Cambridge Financial Group, a Columbus, OH-based registered investment advisor managing assets of around $1 billion, is committed to technical efficiency – with good reason. With only 12 employees managing 4,000 active accounts from 32 different brokers and supporting Delivery Versus Payment (DVP) accounts for over 50 banks, Cambridge has to maximize the productivity of each staff member. That meant finding a way to help staff keep up with processing the 50,000 pages of statements that arrived in the mail each month, adding to the 20 years of back files spread out over 400 square feet of file cabinet space that had already spilled over into two storage lockers filled with statements and account records.

“We decided to go paperless,” says Mike Adams, Cambridge’s Director of Information Technology, who turned to Laserfiche reseller Gordon Flesch Company to help tailor a solution that could capture the up to 50,000 pages and merge them seamlessly with the firm’s own business processes and existing information systems. “When they recommended Laserfiche, we decided to go for it.”

Now Cambridge uses Laserfiche Quick Fields to capture the 100 different formats of broker statements arriving each month.
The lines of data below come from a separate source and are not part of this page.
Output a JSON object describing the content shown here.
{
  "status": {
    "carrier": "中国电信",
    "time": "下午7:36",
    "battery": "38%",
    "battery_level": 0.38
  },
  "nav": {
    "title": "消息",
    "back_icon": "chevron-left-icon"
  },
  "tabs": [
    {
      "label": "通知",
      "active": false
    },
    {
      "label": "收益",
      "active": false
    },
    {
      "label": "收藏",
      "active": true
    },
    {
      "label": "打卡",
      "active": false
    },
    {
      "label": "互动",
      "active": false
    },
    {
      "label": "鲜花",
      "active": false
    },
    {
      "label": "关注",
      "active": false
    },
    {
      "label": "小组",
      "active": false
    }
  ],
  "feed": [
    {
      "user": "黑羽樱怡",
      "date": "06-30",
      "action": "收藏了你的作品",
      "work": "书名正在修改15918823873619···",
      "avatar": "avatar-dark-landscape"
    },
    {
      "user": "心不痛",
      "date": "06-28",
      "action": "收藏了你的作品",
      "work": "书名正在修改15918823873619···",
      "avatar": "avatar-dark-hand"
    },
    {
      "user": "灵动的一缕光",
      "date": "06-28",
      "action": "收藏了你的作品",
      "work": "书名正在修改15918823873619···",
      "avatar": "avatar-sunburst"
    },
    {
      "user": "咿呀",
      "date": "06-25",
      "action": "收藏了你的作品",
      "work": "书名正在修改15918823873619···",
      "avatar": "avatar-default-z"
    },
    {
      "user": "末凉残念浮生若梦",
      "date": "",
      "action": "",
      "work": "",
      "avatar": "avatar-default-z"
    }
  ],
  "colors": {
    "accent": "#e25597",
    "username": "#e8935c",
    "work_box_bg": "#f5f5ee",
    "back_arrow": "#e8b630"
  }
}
As Adams explains, “Quick Fields recognizes the broker account number on each document and populates the Laserfiche template fields with information from Lotus Notes/Domino and our portfolio management software.” Adams’ team also created custom scanner profiles to optimize scanning on documents with background anti-tampering lines or colors that would otherwise reduce OCR accuracy.

The results were immediate. “We get our statements processed and viewable in Laserfiche in less time than it used to take to sort the paper before,” he says.

Read the full story here.

Commercial: RMS Company

As a contract manufacturing company that specializes in medical device implants and surgical instruments, precision is a chief concern for RMS. For over forty years, the company has ensured the accuracy and quality of its products, spurring expansion and business growth. But as the organization grew, some of its processes failed to evolve along with it.

“As a contract manufacturer, we fulfill a substantial number of jobs every year,” explains Michael Eklund, information systems coordinator at RMS. “We used to place all of the order information into a file folder and pass it around to multiple teams throughout our 155,000 square foot machine shop. As you can probably guess, files went missing and people spent a lot of time trying to track them down.”

Now, RMS relies heavily on Laserfiche Workflow to accelerate shared business processes across its plants in Minnesota and Tennessee. RMS has eight major workflows in effect across the company. “From an IT perspective,” Eklund says, “one of the best features is how easy it is to change and test the various workflows. Four of our major workflows could halt production if they stopped working properly. Because it’s so easy to make adjustments, we never have to worry about downtime.”